David Harvey, an economist with the USDA’s Economic Research Service, or ERS, presented a fairly rosy picture of the poultry market for 2013 and 2014. Using his research and that of his colleague, Alex Melton with the market and trade economics division of ERS, Harvey said the world’s livestock and poultry industries, especially the U.S. broiler industry, have all benefited from lower feed costs and an expansion in production to meet export demands.

Harvey noted that while increased broiler production tends to lower overall prices, this dip may be offset by lower beef production in 2014. And the strengthening of the U.S. economy, combined with a strong export market, will further bolster the economic picture of the U.S. broiler industry.

Harvey said “the forecast for U.S. broiler production in 2013 is 37.8 billion pounds, an increase of 2 percent from 2012. Production is then forecast to continue to expand in 2014 to 38.9 billion pounds, an increase of 2.9 percent Broiler meat production in 2014 is expected to show strong growth in the first half of the year and expand slightly less in the second half of 2014.”

Drilling down a bit, Melton and Harvey pointed out that lower corn and soybean prices, rising production, high stock levels and 7.4 billion pounds of exported broiler meat, all contribute to the positive outlook.

They cautioned that long-term growth will depend on five factors: world economic conditions, growth in world trade (which has increased over the last 20 years), competitive prices, environmental issues and access to foreign markets.

Harvey and Melton recommended three websites for reliable broiler forecasts:

World Agricultural Supply and Demand Estimates, www.usda.gov/oce/commodity/wasde/index.htm, which is revised monthly.

Livestock, Dairy and Poultry Situation and Outlook, www.ers.usda.gov/publications/ldp/.

Livestock and Poultry: World Markets and Trade, www.fas.usda.gov/dlp/livestock_poultry.asp, a biannual report.

The importance of feed prices prepared the audience for Mark Jekanowski, chief of the ERS field crops branch, and his analysis and outlook for U.S. grains and oilseeds. His overview of grain and oilseeds markets was optimistic based on “record high prices and profitability during the current crop year, which will go to market in the first three quarters of 2014.” These strong economic results, Jekanowski said, can be attributed to three factors: export demand in emerging markets, biofuel policy and weather events.

In the U.S., 97 million acres of corn were harvested in 2013. The national average yield was up from the 2012 drought-year figure of 160 bushels per acre. Nearly 14 billion bushels of corn were harvested in 2013. The predicted average price per bushel is $4.50, which is less than 2012 when supplies were tighter.

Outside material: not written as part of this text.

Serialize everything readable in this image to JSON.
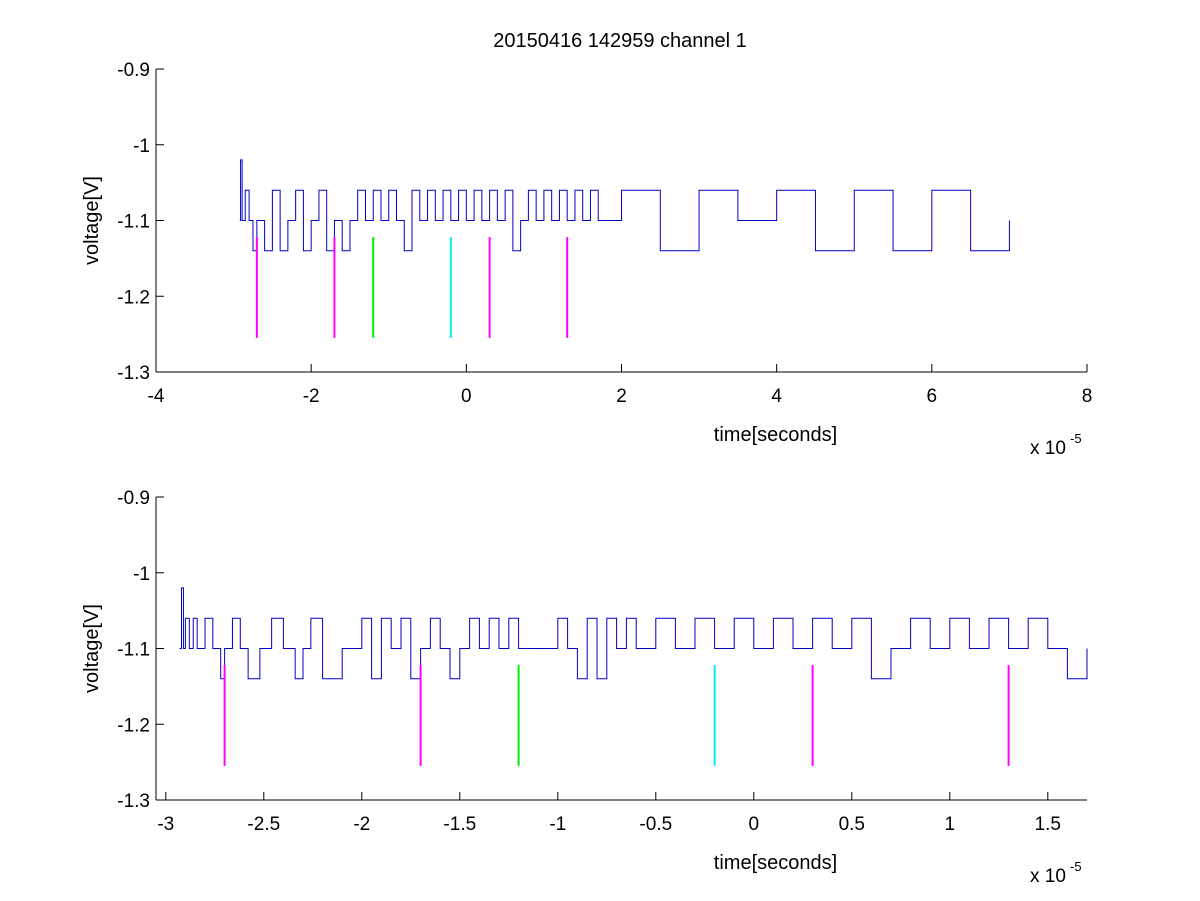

The one-time star of the corn market, ethanol, has leveled-out over the last two years, Jekanowski said. The U.S. biofuels market is mature, with biofuels making up about 10 percent of the country’s overall fuel supply, but fuel consumption is flat. The demand for corn going to ethanol is no longer expanding.

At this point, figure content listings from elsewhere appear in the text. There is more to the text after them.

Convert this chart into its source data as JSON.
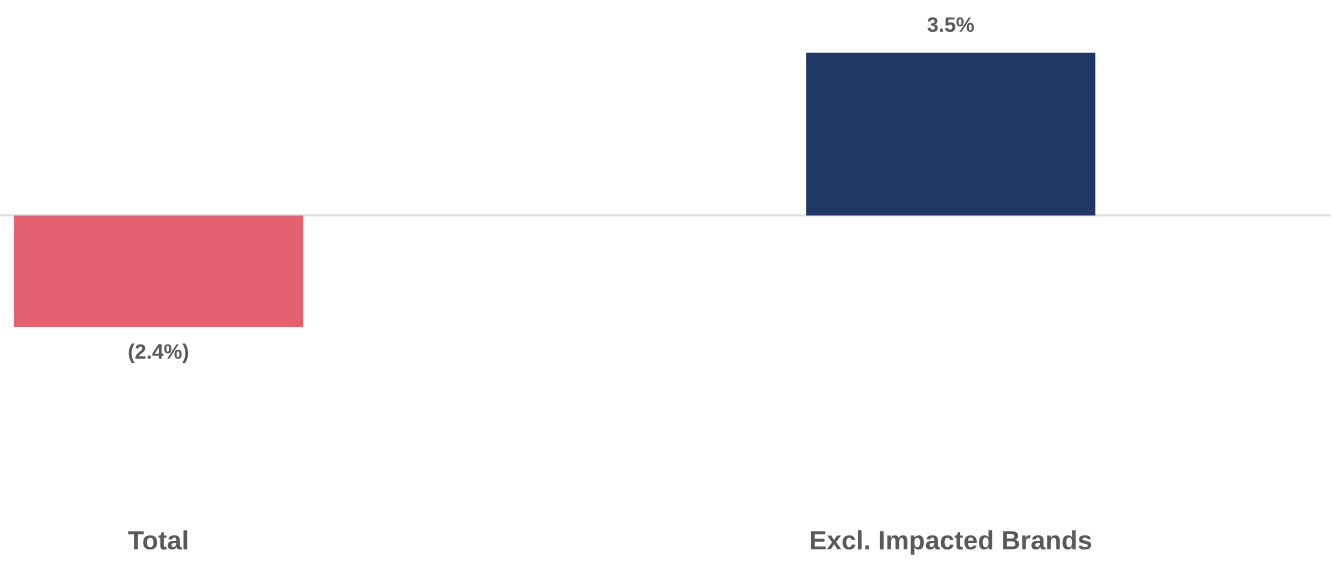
{
  "chart_data": {
    "type": "bar",
    "categories": [
      "Total",
      "Excl. Impacted Brands"
    ],
    "values": [
      -2.4,
      3.5
    ],
    "colors": [
      "#e5616f",
      "#1f3763"
    ],
    "value_labels": [
      "(2.4%)",
      "3.5%"
    ],
    "grid": false,
    "legend": false,
    "tick_labels": "x"
  }
}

As for the corn export market, Jekanowski said that up until 2008, the U.S. dominated this market. Since then, Argentina, Brazil and Ukraine have been gaining international market share. In 2013-14, the USDA predicts U.S. corn exports could rebound to 36 million metric tons, up from approximately 18 million metric tons in 2012-13.

As for soybeans, farmers, in recognition of the rising demand for corn, reduced their soybean acreage. The reduction in supply has resulted in a predictable increase in prices. With a 2013 average yield of 43 bushels per acre, the average price per bushel is $12, with some downward fluctuation in the fourth quarter.

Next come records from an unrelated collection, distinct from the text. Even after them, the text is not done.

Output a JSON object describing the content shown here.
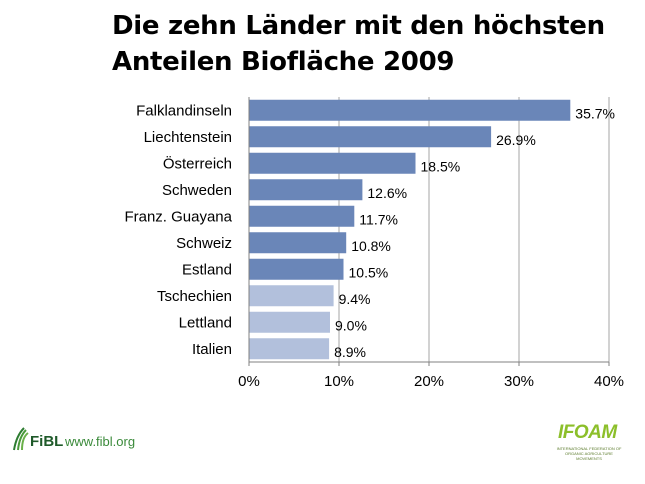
{
  "chart_data": {
    "type": "bar",
    "orientation": "horizontal",
    "title": "Die zehn Länder mit den höchsten Anteilen Biofläche 2009",
    "title_lines": [
      "Die zehn Länder mit den höchsten",
      "Anteilen Biofläche 2009"
    ],
    "categories": [
      "Falklandinseln",
      "Liechtenstein",
      "Österreich",
      "Schweden",
      "Franz. Guayana",
      "Schweiz",
      "Estland",
      "Tschechien",
      "Lettland",
      "Italien"
    ],
    "values": [
      35.7,
      26.9,
      18.5,
      12.6,
      11.7,
      10.8,
      10.5,
      9.4,
      9.0,
      8.9
    ],
    "value_labels": [
      "35.7%",
      "26.9%",
      "18.5%",
      "12.6%",
      "11.7%",
      "10.8%",
      "10.5%",
      "9.4%",
      "9.0%",
      "8.9%"
    ],
    "xlim": [
      0,
      40
    ],
    "xticks": [
      0,
      10,
      20,
      30,
      40
    ],
    "xtick_labels": [
      "0%",
      "10%",
      "20%",
      "30%",
      "40%"
    ],
    "xlabel": "",
    "ylabel": "",
    "grid": "vertical",
    "legend": "none",
    "colors": {
      "dark": "#6a86b8",
      "light": "#b2c0dc",
      "grid": "#a6a6a6",
      "axis": "#808080"
    },
    "bar_shade": [
      "dark",
      "dark",
      "dark",
      "dark",
      "dark",
      "dark",
      "dark",
      "light",
      "light",
      "light"
    ]
  },
  "footer": {
    "fibl_logo_text": "FiBL",
    "fibl_url": "www.fibl.org",
    "ifoam_logo_text": "IFOAM",
    "ifoam_subtitle": "INTERNATIONAL FEDERATION OF ORGANIC AGRICULTURE MOVEMENTS"
  }
}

The USDA predicts an increase in export demand for U.S. soybeans, especially from China. Brazil, a strengthening competitor with the U.S. for the world’s soybean market, is nearly matching U.S. production and moving ahead on exports. Jekanowski notes, however, that the seasonal reversal of harvests in Brazil and the U.S. makes production complementary rather than competitive.

Jekanowski said corn and soybean production had rebounded from the 2012 drought. While competition is intense, export demands for both crops remains strong. And while prices may be declining due to a large supply, those prices are “regaining normalcy.”